By Inman News®
Median single-family existing-home prices rose on a yearly basis in just over half of 146 markets tracked by the National Association of REALTORS® in the first quarter, indicating prices are stabilizing, the trade group said today. Nationally, the U.S. median single-family existing-home price dipped 0.4 percent from a year ago in the first quarter, to $158,100. Real estate owned (REO) and short-sale properties, typically sold at a discount, accounted for 32 percent of sales in the first quarter, down from 38 percent a year ago.

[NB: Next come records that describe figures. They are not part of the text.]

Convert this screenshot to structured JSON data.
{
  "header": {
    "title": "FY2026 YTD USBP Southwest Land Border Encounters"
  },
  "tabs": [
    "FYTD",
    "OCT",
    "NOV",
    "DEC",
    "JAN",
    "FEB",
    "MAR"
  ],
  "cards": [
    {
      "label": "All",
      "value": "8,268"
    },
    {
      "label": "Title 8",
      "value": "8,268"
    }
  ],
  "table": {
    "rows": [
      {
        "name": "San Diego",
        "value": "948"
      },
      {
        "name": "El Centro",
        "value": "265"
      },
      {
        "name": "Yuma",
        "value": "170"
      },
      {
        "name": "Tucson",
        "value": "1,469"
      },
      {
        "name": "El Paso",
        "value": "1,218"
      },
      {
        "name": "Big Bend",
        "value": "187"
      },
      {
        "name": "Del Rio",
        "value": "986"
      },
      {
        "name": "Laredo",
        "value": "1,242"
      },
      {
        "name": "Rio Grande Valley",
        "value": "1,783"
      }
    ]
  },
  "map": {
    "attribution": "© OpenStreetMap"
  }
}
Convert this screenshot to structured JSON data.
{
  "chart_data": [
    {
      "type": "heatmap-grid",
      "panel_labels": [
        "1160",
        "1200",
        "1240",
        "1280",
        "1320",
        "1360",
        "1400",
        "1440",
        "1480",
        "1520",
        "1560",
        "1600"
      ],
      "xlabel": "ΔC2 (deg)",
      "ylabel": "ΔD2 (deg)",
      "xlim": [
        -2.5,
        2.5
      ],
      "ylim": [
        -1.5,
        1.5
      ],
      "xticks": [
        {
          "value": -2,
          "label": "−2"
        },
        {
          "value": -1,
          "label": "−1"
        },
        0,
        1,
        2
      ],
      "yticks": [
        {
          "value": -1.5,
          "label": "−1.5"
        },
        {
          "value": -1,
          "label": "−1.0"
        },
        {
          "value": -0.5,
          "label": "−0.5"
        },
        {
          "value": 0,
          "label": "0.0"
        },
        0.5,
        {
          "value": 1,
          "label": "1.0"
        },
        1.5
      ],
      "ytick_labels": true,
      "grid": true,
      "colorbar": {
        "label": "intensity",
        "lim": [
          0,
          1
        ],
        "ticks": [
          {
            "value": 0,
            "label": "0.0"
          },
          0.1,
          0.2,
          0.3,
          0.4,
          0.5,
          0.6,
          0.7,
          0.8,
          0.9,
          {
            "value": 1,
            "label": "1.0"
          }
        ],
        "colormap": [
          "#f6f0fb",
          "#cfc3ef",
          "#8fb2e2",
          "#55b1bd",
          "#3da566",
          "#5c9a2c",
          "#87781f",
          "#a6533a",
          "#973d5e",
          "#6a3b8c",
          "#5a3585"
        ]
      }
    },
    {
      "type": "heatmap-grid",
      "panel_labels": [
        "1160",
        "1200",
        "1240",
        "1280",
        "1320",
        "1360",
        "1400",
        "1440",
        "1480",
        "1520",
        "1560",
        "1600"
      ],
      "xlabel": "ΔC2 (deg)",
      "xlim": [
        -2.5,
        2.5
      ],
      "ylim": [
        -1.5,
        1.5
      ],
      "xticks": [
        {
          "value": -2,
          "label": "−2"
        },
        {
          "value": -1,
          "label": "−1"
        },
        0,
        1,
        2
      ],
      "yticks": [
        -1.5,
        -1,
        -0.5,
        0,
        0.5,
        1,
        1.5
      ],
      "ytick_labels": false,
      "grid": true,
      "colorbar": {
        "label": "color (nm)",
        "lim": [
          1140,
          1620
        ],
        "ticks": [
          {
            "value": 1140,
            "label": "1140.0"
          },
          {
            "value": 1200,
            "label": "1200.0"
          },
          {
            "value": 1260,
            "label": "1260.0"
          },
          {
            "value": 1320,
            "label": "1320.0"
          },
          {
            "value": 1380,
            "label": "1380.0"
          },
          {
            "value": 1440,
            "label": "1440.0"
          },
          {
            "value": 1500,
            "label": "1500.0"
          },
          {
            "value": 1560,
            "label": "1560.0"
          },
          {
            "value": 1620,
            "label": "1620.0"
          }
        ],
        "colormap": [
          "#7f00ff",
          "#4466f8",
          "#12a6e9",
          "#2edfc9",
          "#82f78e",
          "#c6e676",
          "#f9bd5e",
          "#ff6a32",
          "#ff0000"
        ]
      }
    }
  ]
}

“Home prices lag sales activity because the transactions were negotiated mostly in the previous quarter,” said Lawrence Yun, NAR’s chief economist, in a statement. “Given the steadily dwindling supply of inventory and notably higher listing prices that are being negotiated today, prices are expected to show further improvements in the near future.”
At the end of the first quarter, for-sale inventory stood at 2.37 million existing homes, down 21.8 percent year over year. Inventories have been declining since a record 4.04 million in the summer of 2007, NAR said. “We now have broad shortages of lower-priced homes in much of the country, with very tight supply in Western states for homes through the middle price ranges. This is good news for many sellers who wish to list now, or for those waiting for prices to improve,” Yun said. Total sales of existing single-family homes and condominiums in the U.S. rose 5.3 percent on an annual basis in the first quarter to a seasonally adjusted annual rate of 4.57 million. “This is the highest first-quarter sales pace since 2007. With strong market fundamentals, total home sales this year should rise 7 to 10 percent,” Yun said. Regionally, sales rose the most in the Midwest, 11.7 percent year over year, to 1.02 million. The region posted a slight annual increase in median sale price, 0.8 percent, to $125,300.
In the Northeast, sales increased 6.6 percent to 590,000. The region’s median sales price dropped 3.2 percent from a year ago to $226,300.
The South saw a 4.1 percent jump in sales, to 1.76 million, and 1.2 percent rise in median price, to $143,600.
The West saw the smallest sales increase, 1.4 percent, to 1.2 million. Median price in the region fell slightly, 0.9 percent, to $196,200. First-time buyers accounted for a third of sales nationwide in the first quarter, a slight year-over-year increase. Cash buyers, mostly investors, made up 32 percent of sales last quarter, while investors made up 22 percent. Of 146 metro areas, 74 saw median sales prices increase year over year in the first quarter, compared to only 29 in the fourth quarter. Of the 20 metro areas to see the highest year-over-year jumps in sales prices in the first quarter, five were in Florida. Cape Coral-Fort Myers, Fla., saw the biggest price jump, 28.1 percent, to $117,600.
Nonetheless, half of the 20 metros were in the Midwest, with Grand Rapids, Mich., posting the biggest increase in that region, 19 percent, to $96,500.
Among the top 20 metros with the sharpest annual price decreases, eight were in the Northeast, five were in the South, four were in the Midwest, and three were in the West.
Kingston, N.Y., saw the biggest decline, 22 percent, to $156,800, followed by Bridgeport-Stamford-Norwalk, Conn., down 18 percent to $334,000. While only four of the 20 metros that saw the biggest price increases had median sales prices above the national median in the first quarter, eight among those with the sharpest declines had medians above the national level.
With today’s report, NAR also released a new metro-by-metro analysis on the qualifying incomes to purchase a median-priced existing single-family home, assuming 5, 10 or 20 percent down payments and a mortgage interest rate of 4 percent with 25 percent of gross income devoted to mortgage principal and interest. Nationally, median family income was $61,000 in the first quarter, NAR reported. At the national median home price, a buyer making a 5 percent down payment would need a $34,700 income; that drops to $32,900 and $29,300, respectively, for those making 10 or 20 percent down payments, the association said. “Qualifying incomes are well below median incomes in most of the country, which means homebuyers generally can stay well within their means,” Yun said. “For example, a buyer in Indianapolis making a 10 percent down payment would need an annual income of $24,004 to purchase a median-priced home, while in Seattle it would be $55,300. For now, buyers are facing an extraordinarily advantageous situation if they can obtain a mortgage.”